The Families Against Mandatory Minimums report graded compassionate release programs for incarcerated people struggling with “extraordinary circumstances,” including terminal or age-related illnesses.
“Georgia’s compassionate release programs could use a thorough overhaul,” Mary Price, FAMM’s general counsel, told The Center Square. “For example, eligibility criteria governing terminal illness are unnecessarily and cruelly strict.
“And, while the Department of Corrections is in charge of identifying and referring sick and dying people to the Parole Board, FAMM could not locate any policies covering those important tasks,” Price, who authored the report, added. “Without policy, staff and officials may lack critical guidance they need to do their jobs.”
FAMM gave the state failing grades for its programs for medical reprieve parole due to disability or advanced age.
However, a spokesman for the Georgia Board of Pardons and Paroles said it has a process its members follow when considering cases.

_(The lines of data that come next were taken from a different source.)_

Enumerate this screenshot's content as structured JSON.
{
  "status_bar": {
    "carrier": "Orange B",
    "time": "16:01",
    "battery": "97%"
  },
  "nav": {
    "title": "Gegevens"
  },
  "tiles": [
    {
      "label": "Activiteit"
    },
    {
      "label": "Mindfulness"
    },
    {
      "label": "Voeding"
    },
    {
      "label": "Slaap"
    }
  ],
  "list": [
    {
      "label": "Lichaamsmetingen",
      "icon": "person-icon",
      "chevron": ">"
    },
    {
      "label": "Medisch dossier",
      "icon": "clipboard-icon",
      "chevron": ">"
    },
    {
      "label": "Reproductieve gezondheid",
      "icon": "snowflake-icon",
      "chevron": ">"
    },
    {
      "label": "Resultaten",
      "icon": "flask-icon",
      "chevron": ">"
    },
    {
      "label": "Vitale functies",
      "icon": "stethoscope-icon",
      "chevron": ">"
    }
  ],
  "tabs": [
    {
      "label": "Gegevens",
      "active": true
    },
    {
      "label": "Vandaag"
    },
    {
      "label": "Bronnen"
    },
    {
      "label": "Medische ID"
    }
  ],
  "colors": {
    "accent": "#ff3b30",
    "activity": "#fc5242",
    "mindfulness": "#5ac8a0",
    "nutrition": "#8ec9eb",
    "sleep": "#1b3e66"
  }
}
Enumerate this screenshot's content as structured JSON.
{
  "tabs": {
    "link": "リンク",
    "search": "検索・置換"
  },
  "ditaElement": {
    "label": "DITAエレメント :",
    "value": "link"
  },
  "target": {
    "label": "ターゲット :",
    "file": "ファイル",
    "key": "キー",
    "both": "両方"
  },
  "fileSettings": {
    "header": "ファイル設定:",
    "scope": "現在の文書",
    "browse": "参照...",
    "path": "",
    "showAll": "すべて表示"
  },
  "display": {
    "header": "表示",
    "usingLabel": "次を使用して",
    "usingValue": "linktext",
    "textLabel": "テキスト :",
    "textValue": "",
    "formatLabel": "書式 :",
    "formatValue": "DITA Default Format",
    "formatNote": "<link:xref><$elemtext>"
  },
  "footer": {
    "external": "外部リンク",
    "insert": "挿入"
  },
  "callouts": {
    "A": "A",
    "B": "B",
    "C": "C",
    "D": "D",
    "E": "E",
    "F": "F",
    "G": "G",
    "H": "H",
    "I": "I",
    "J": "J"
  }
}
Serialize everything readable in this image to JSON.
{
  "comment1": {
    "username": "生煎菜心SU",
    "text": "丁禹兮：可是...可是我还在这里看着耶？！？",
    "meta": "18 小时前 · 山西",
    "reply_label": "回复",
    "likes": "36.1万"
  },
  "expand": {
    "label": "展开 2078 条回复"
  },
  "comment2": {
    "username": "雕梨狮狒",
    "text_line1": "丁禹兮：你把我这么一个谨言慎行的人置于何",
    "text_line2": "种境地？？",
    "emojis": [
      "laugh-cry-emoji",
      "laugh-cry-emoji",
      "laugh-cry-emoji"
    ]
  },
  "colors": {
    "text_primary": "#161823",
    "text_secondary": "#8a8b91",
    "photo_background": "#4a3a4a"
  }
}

“The state of Georgia has a medical reprieve process allowing the Parole Board to consider the conditional release of an offender meeting the medical criteria established by state law as determined by the Georgia Department of Corrections,” Steve Hayes, communications director for the Georgia Board of Pardons and Paroles, told The Center Square. “After the Board receives the case from the Department of Corrections, the Board reviews the case and makes a decision to grant or deny the medical reprieve release.
“While the Board understands that there are different perspectives on how the Board should make decisions and who should be released, the Board has constitutional authority to make executive clemency decisions and makes decisions in the best interest of public safety and the Board is comfortable with the state’s process,” Hayes added.
The Georgia Board of Pardons and Paroles granted 53 medical reprieves in fiscal 2021.